Zuerst war die Welt der Unendlichkeit vollständig von Genuss erfüllt.

Doch später enthüllt sich in diesem endlosen Genuss die Wahrnehmung des Gebenden, die endlose Scham, und diese zwei Gegensätze annullieren einander! Was soll man also tun?

Und die Scham wird stärker als der Genuss, darum kommt es zu einer Einschränkung (Zimzum). Hier wirkt ein einfaches Naturgesetz: „Genuss minus Leiden ist gleich …?“

Von dem Resultat hängt die Reaktion, die Handlung ab. Wenn der Genuss um auch nur ein Gramm überwiegen würde, würde die Schöpfung den Genuss wählen und sich für erfüllt halten.

Und wenn ich diese Scham korrigieren möchte, werde ich mit dem Verlangen und dem Genuss arbeiten müssen – denn außer diesen zwei Kräften habe ich nichts mehr!

Ich arbeite an der Scham, um mich über sie zu erheben, doch dafür muss ich Genuss empfangen…

Das heißt, mein Tier arbeitet und zieht mich, den Menschen, auf seinem Rücken die Leiter mit hoch. Ich muss das Licht, die Erfüllung empfangen!

Das Licht erfüllt das Verlangen – und das ist die tierische Stufe. Und nur die Absicht darüber, der anti-egoistische Schirm, bedeutet die menschliche Stufe.

Das heißt, ich benutze mein Tier, meine Natur, auf allen Stufen – der unbelebten, pflanzlichen und tierischen.

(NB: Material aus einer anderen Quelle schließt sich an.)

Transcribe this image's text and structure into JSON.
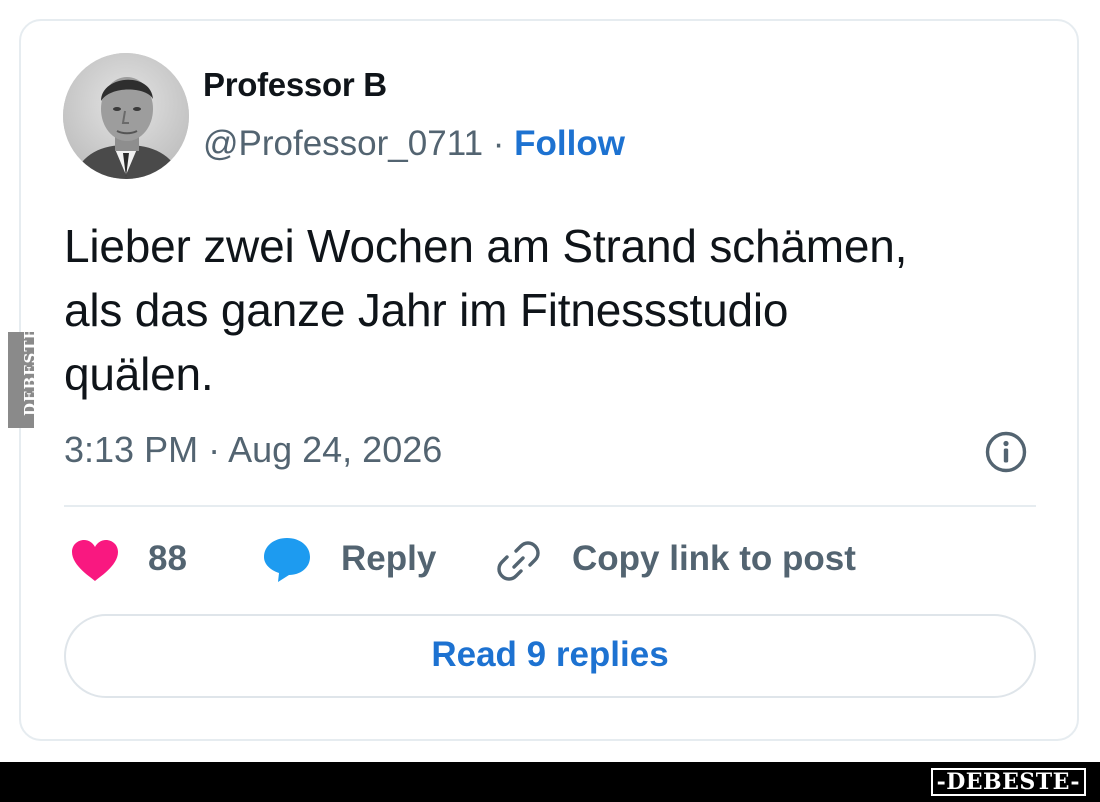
{
  "tweet": {
    "author": {
      "display_name": "Professor B",
      "handle": "@Professor_0711",
      "separator": " · ",
      "follow_label": "Follow",
      "avatar_icon": "avatar-photo"
    },
    "text_lines": [
      "Lieber zwei Wochen am Strand schämen,",
      "als das ganze Jahr im Fitnessstudio",
      "quälen."
    ],
    "timestamp": "3:13 PM · Aug 24, 2026",
    "info_icon": "info-icon",
    "actions": {
      "like": {
        "icon": "heart-icon",
        "count": "88",
        "color": "#f91880"
      },
      "reply": {
        "icon": "speech-bubble-icon",
        "label": "Reply",
        "color": "#1d9bf0"
      },
      "copy": {
        "icon": "link-icon",
        "label": "Copy link to post"
      }
    },
    "read_replies_label": "Read 9 replies"
  },
  "watermark": {
    "side_text": "DEBESTE",
    "footer_text": "-DEBESTE-"
  },
  "colors": {
    "link_blue": "#1d72d1",
    "text_primary": "#0f1419",
    "text_secondary": "#536471",
    "border": "#e6ecf0"
  }
}
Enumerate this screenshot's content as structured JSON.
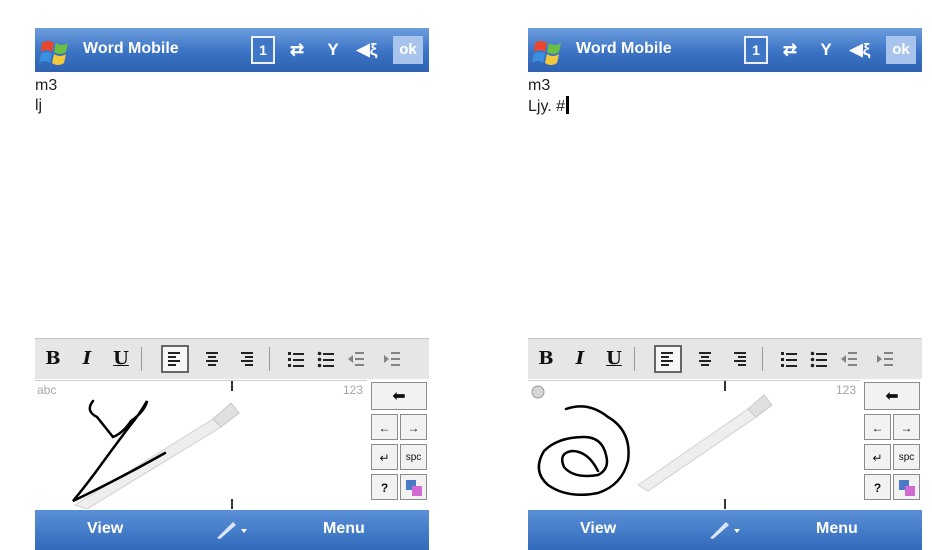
{
  "screens": {
    "left": {
      "app_title": "Word Mobile",
      "doc_lines": [
        "m3",
        "lj"
      ],
      "show_caret": false,
      "input_mode_label": "abc",
      "softkeys": {
        "left": "View",
        "right": "Menu"
      }
    },
    "right": {
      "app_title": "Word Mobile",
      "doc_lines": [
        "m3",
        "Ljy. #"
      ],
      "show_caret": true,
      "input_mode_label": "",
      "softkeys": {
        "left": "View",
        "right": "Menu"
      }
    }
  },
  "status_icons": [
    "window-icon",
    "sync-icon",
    "signal-icon",
    "volume-icon"
  ],
  "ok_label": "ok",
  "format_toolbar": {
    "bold": "B",
    "italic": "I",
    "underline": "U",
    "align_icons": [
      "align-left-icon",
      "align-center-icon",
      "align-right-icon"
    ],
    "list_icons": [
      "numbered-list-icon",
      "bullet-list-icon",
      "decrease-indent-icon",
      "increase-indent-icon"
    ],
    "selected": "align-left-icon"
  },
  "recognizer": {
    "numbers_label": "123",
    "keys": [
      "←",
      "→",
      "↵",
      "spc",
      "?"
    ],
    "top_key": "⬅"
  },
  "colors": {
    "titlebar": "#3b73c4",
    "toolbar": "#e6e6e6",
    "ink": "#000000"
  }
}
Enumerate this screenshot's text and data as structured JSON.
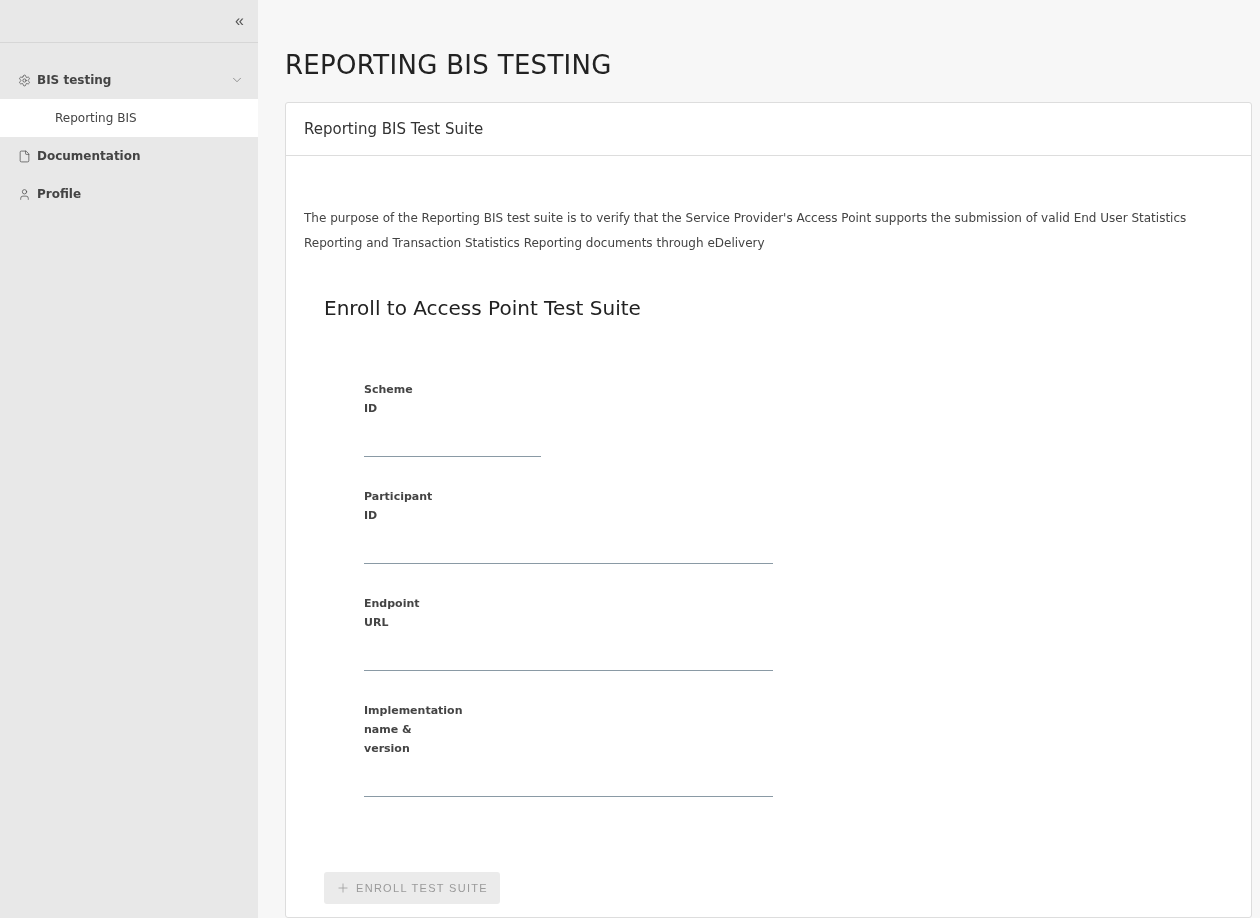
{
  "sidebar": {
    "collapse": "«",
    "items": [
      {
        "label": "BIS testing",
        "kind": "gear",
        "expanded": true,
        "selected": false,
        "children": [
          {
            "label": "Reporting BIS",
            "selected": true
          }
        ]
      },
      {
        "label": "Documentation",
        "kind": "file",
        "selected": false
      },
      {
        "label": "Profile",
        "kind": "user",
        "selected": false
      }
    ]
  },
  "page_title": "REPORTING BIS TESTING",
  "card": {
    "title": "Reporting BIS Test Suite",
    "description": "The purpose of the Reporting BIS test suite is to verify that the Service Provider's Access Point supports the submission of valid End User Statistics Reporting and Transaction Statistics Reporting documents through eDelivery",
    "form_title": "Enroll to Access Point Test Suite",
    "fields": [
      {
        "label": "Scheme\nID",
        "kind": "short"
      },
      {
        "label": "Participant\nID",
        "kind": "long"
      },
      {
        "label": "Endpoint\nURL",
        "kind": "long"
      },
      {
        "label": "Implementation\nname &\nversion",
        "kind": "long"
      }
    ],
    "button": {
      "label": "ENROLL TEST SUITE",
      "disabled": true
    }
  }
}
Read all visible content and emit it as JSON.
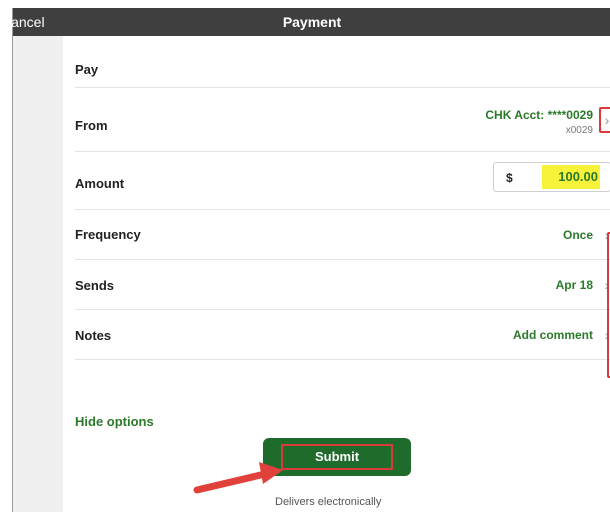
{
  "header": {
    "cancel_label": "Cancel",
    "title": "Payment"
  },
  "form": {
    "pay_label": "Pay",
    "from_label": "From",
    "from_account": "CHK Acct: ****0029",
    "from_account_short": "x0029",
    "amount_label": "Amount",
    "currency_symbol": "$",
    "amount_value": "100.00",
    "frequency_label": "Frequency",
    "frequency_value": "Once",
    "sends_label": "Sends",
    "sends_value": "Apr 18",
    "notes_label": "Notes",
    "notes_value": "Add comment",
    "hide_options_label": "Hide options"
  },
  "actions": {
    "submit_label": "Submit",
    "delivery_note": "Delivers electronically"
  },
  "colors": {
    "accent_green": "#2b7a2b",
    "submit_green": "#1f6b2b",
    "highlight_yellow": "#f7f23a",
    "annotation_red": "#d93a3a",
    "header_bg": "#3f3f3f"
  }
}
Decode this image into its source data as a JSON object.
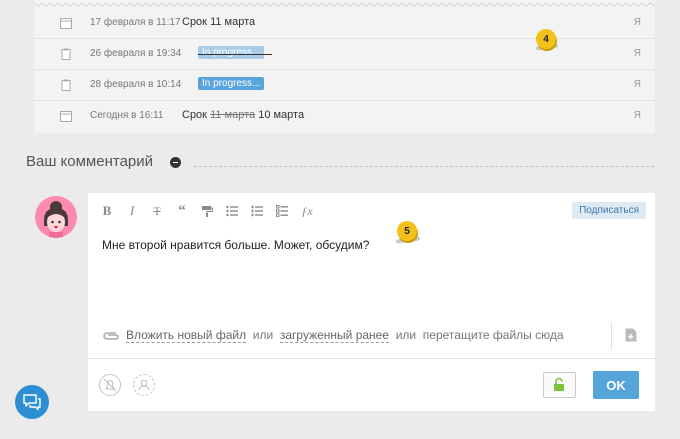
{
  "history": {
    "rows": [
      {
        "date": "17 февраля в 11:17",
        "label": "Срок",
        "value": "11 марта",
        "who": "Я"
      },
      {
        "date": "26 февраля в 19:34",
        "tag": "In progress...",
        "who": "Я"
      },
      {
        "date": "28 февраля в 10:14",
        "tag": "In progress...",
        "who": "Я"
      },
      {
        "date": "Сегодня в 16:11",
        "label": "Срок",
        "old_value": "11 марта",
        "value": "10 марта",
        "who": "Я"
      }
    ]
  },
  "badges": {
    "b4": "4",
    "b5": "5"
  },
  "comment": {
    "title": "Ваш комментарий",
    "subscribe": "Подписаться",
    "text": "Мне второй нравится больше. Может, обсудим?",
    "attach": {
      "upload": "Вложить новый файл",
      "or1": "или",
      "uploaded": "загруженный ранее",
      "or2": "или",
      "drag": "перетащите файлы сюда"
    },
    "ok": "OK"
  },
  "icons": [
    "calendar-icon",
    "clipboard-icon",
    "bold-icon",
    "italic-icon",
    "strikethrough-icon",
    "quote-icon",
    "paint-roller-icon",
    "bulleted-list-icon",
    "numbered-list-icon",
    "checklist-icon",
    "formula-icon",
    "paperclip-icon",
    "add-document-icon",
    "mute-bell-icon",
    "assignee-icon",
    "unlock-icon",
    "chat-icon"
  ],
  "colors": {
    "accent": "#55a4da",
    "badge": "#f2c21a",
    "avatar": "#ff8ab1"
  }
}
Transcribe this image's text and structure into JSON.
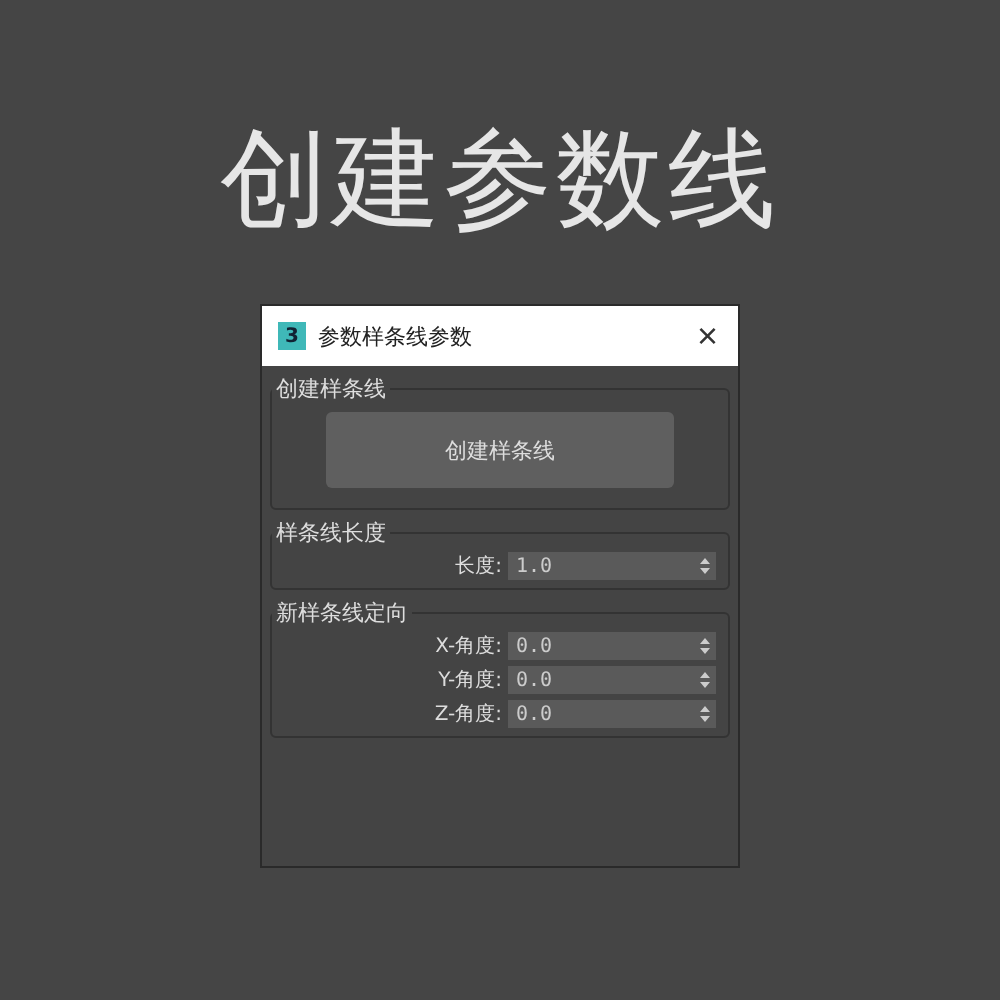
{
  "heading": "创建参数线",
  "dialog": {
    "app_badge": "3",
    "title": "参数样条线参数",
    "close": "×"
  },
  "groups": [
    {
      "title": "创建样条线",
      "kind": "button",
      "button": "创建样条线"
    },
    {
      "title": "样条线长度",
      "kind": "fields",
      "fields": [
        {
          "label": "长度:",
          "value": "1.0"
        }
      ]
    },
    {
      "title": "新样条线定向",
      "kind": "fields",
      "fields": [
        {
          "label": "X-角度:",
          "value": "0.0"
        },
        {
          "label": "Y-角度:",
          "value": "0.0"
        },
        {
          "label": "Z-角度:",
          "value": "0.0"
        }
      ]
    }
  ]
}
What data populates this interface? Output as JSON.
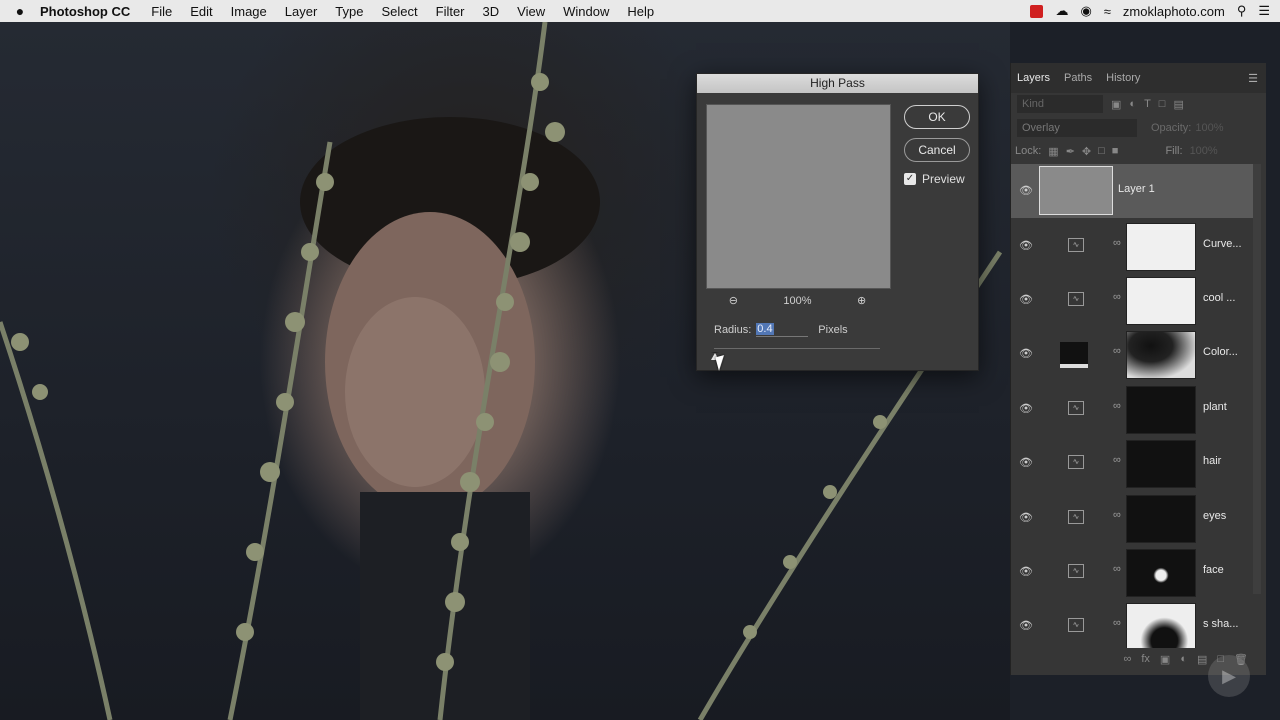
{
  "menubar": {
    "apple": "",
    "app_name": "Photoshop CC",
    "items": [
      "File",
      "Edit",
      "Image",
      "Layer",
      "Type",
      "Select",
      "Filter",
      "3D",
      "View",
      "Window",
      "Help"
    ],
    "account": "zmoklaphoto.com",
    "icons": [
      "app-badge-icon",
      "cloud-icon",
      "creative-cloud-icon",
      "wifi-icon",
      "search-icon",
      "list-icon"
    ]
  },
  "dialog": {
    "title": "High Pass",
    "ok_label": "OK",
    "cancel_label": "Cancel",
    "preview_label": "Preview",
    "preview_checked": true,
    "zoom": "100%",
    "radius_label": "Radius:",
    "radius_value": "0.4",
    "radius_unit": "Pixels",
    "slider_level": 0.0
  },
  "panel": {
    "tabs": [
      "Layers",
      "Paths",
      "History"
    ],
    "filter_kind": "Kind",
    "blend_mode": "Overlay",
    "opacity_label": "Opacity:",
    "opacity_value": "100%",
    "lock_label": "Lock:",
    "fill_label": "Fill:",
    "fill_value": "100%",
    "layers": [
      {
        "name": "Layer 1",
        "selected": true,
        "thumb": "#8a8a8a"
      },
      {
        "name": "Curve...",
        "thumb": "#f0f0f0"
      },
      {
        "name": "cool ...",
        "thumb": "#f0f0f0"
      },
      {
        "name": "Color...",
        "thumb": "mask-dark"
      },
      {
        "name": "plant",
        "thumb": "#111111"
      },
      {
        "name": "hair",
        "thumb": "#111111"
      },
      {
        "name": "eyes",
        "thumb": "#111111"
      },
      {
        "name": "face",
        "thumb": "#111111"
      },
      {
        "name": "s sha...",
        "thumb": "#eeeeee"
      }
    ]
  }
}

Deshalb arbeiten wir ständig, ohne uns von der Natur loszureißen, d.h., mit dem Verlangen zu genießen und jenen Formen, die sich darin kleiden.

Wodurch kann ich meine Einstellung gegenüber dem Schöpfer, mein Verlangen, Ihm ähnlich (edame), Mensch (Adam) zu werden, ausdrücken? Nur dadurch, dass ich Sein Licht empfange!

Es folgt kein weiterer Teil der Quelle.